Le nouveau «schéma national du maintien de l'ordre» souligne que les ordres de dispersions de manifestations ne connaissent nulle exception, au risque d'empêcher la presse et les ONG de témoigner d'éventuelles violences.

«L’exercice de la liberté d’expression et de communication, dont découle le droit d’expression collective des idées et des opinions, est une condition première de la démocratie et l’une des garanties du respect des autres droits et libertés. L’Etat a la responsabilité de garantir cet exercice.» Voici ce que l’on peut lire dès les premières lignes du très attendu schéma national du maintien de l’ordre (SNMO) paru jeudi. Ce document, qui fige une doctrine dure et valide l’usage des armes de force intermédiaire (lanceur de balle de défense, grenades), a été rendu public par le ministère de l’Intérieur après des mois de réflexion.

Passées ces quelques lignes, une phrase à l’accent bien moins libertaire accroche l’œil du lecteur : «Concomitamment, il sera proposé aux journalistes des sensibilisations au cadre juridique des manifestations, aux cas d’emploi de la force et notamment aux conduites à tenir lorsque les sommations sont prononcées, ainsi qu’aux dispositions du SNMO. Il importe à cet égard de rappeler que le délit constitué par le fait de se maintenir dans un attroupement après sommation ne comporte aucune exception, y compris au profit des journalistes ou de membres d’associations. Dès lors qu’ils sont au cœur d’un attroupement, ils doivent comme n’importe quel citoyen obtempérer aux injonctions des représentants des forces de l’ordre en se positionnant en dehors des manifestants appelés à se disperser.» En clair, les journalistes et les observateurs des différentes ONG pourraient ainsi être interpellés et poursuivis, faisant fi de leurs impératifs professionnels.

 
117 journalistes empêchés de travailler

C’est peu dire que ce point suscite l’indignation des ONG et des représentants de la presse. Et ce d’autant plus que le SNMO n'infléchit donc en rien les méthodes de répression à l’œuvre durant le mouvement des gilets jaunes, avec le nombre de blessés historique que l’on connaît. Dans les rangs du Syndicat national des journalistes (SNJ), le point incriminé fait bondir. «La philosophie de ce texte, c’est "hors de nos rangs, point de salut". Mais pourquoi ne pas donner d’uniformes aux journalistes aussi tant qu’on y est ? fulmine Dominique Pradalié, secrétaire générale de l’organisation la plus représentative de la profession des journalistes. Je pense que le ministre [Gérald Darmanin, ndlr] méconnaît la liberté de la presse, il est dans le déni.

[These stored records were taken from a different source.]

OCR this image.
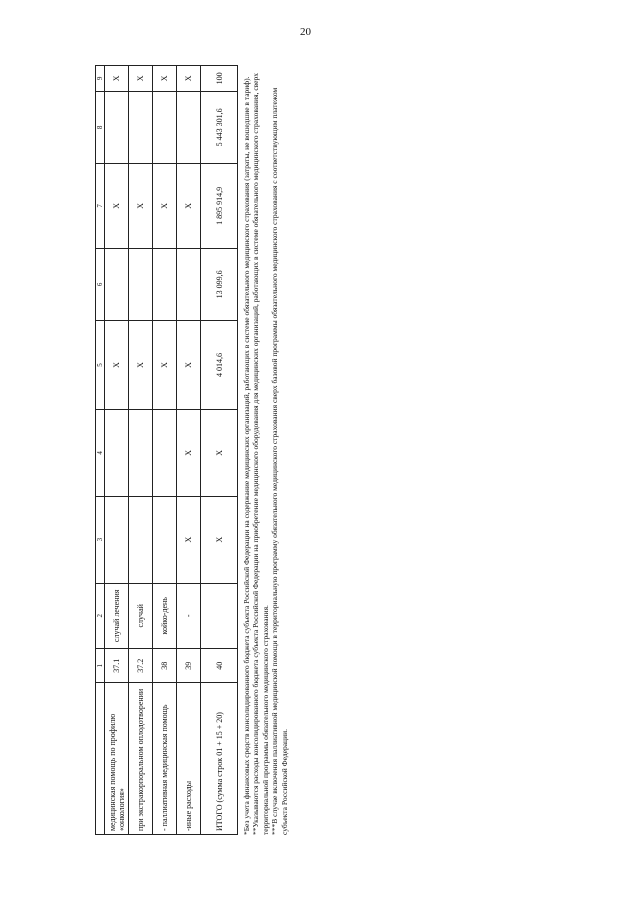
20
	1	2	3	4	5	6	7	8	9
медицинская помощь по профилю «онкология»	37.1	случай лечения			X		X		X
при экстракорпоральном оплодотворении	37.2	случай			X		X		X
- паллиативная медицинская помощь	38	койко-день			X		X		X
-иные расходы	39	-	X	X	X		X		X
ИТОГО (сумма строк 01 + 15 + 20)	40		X	X	4 014,6	13 099,6	1 895 914,9	5 443 301,6	100 *Без учета финансовых средств консолидированного бюджета субъекта Российской Федерации на содержание медицинских организаций, работающих в системе обязательного медицинского страхования (затраты, не вошедшие в тариф). **Указываются расходы консолидированного бюджета субъекта Российской Федерации на приобретение медицинского оборудования для медицинских организаций, работающих в системе обязательного медицинского страхования, сверх территориальной программы обязательного медицинского страхования. ***В случае включения паллиативной медицинской помощи в территориальную программу обязательного медицинского страхования сверх базовой программы обязательного медицинского страхования с соответствующим платежом субъекта Российской Федерации.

Notre confrère David Dufresne a effectué un travail très sérieux en documentant 117 cas de journalistes empêchés de travailler par les forces de l’ordre depuis un an et demi. Pour le SNJ, c’est 200 journalistes qui sont concernés. Ce texte n’essaie pas de comprendre notre métier, il est fait pour restreindre la liberté d’informer. On veut transformer les journalistes en propagandistes, comme les Etats-Unis l’ont éprouvé pendant la guerre du Golfe. Nous allons donc réaffirmer la liberté des journalistes, qui est de pouvoir être témoin de tout, partout et en tout moment.»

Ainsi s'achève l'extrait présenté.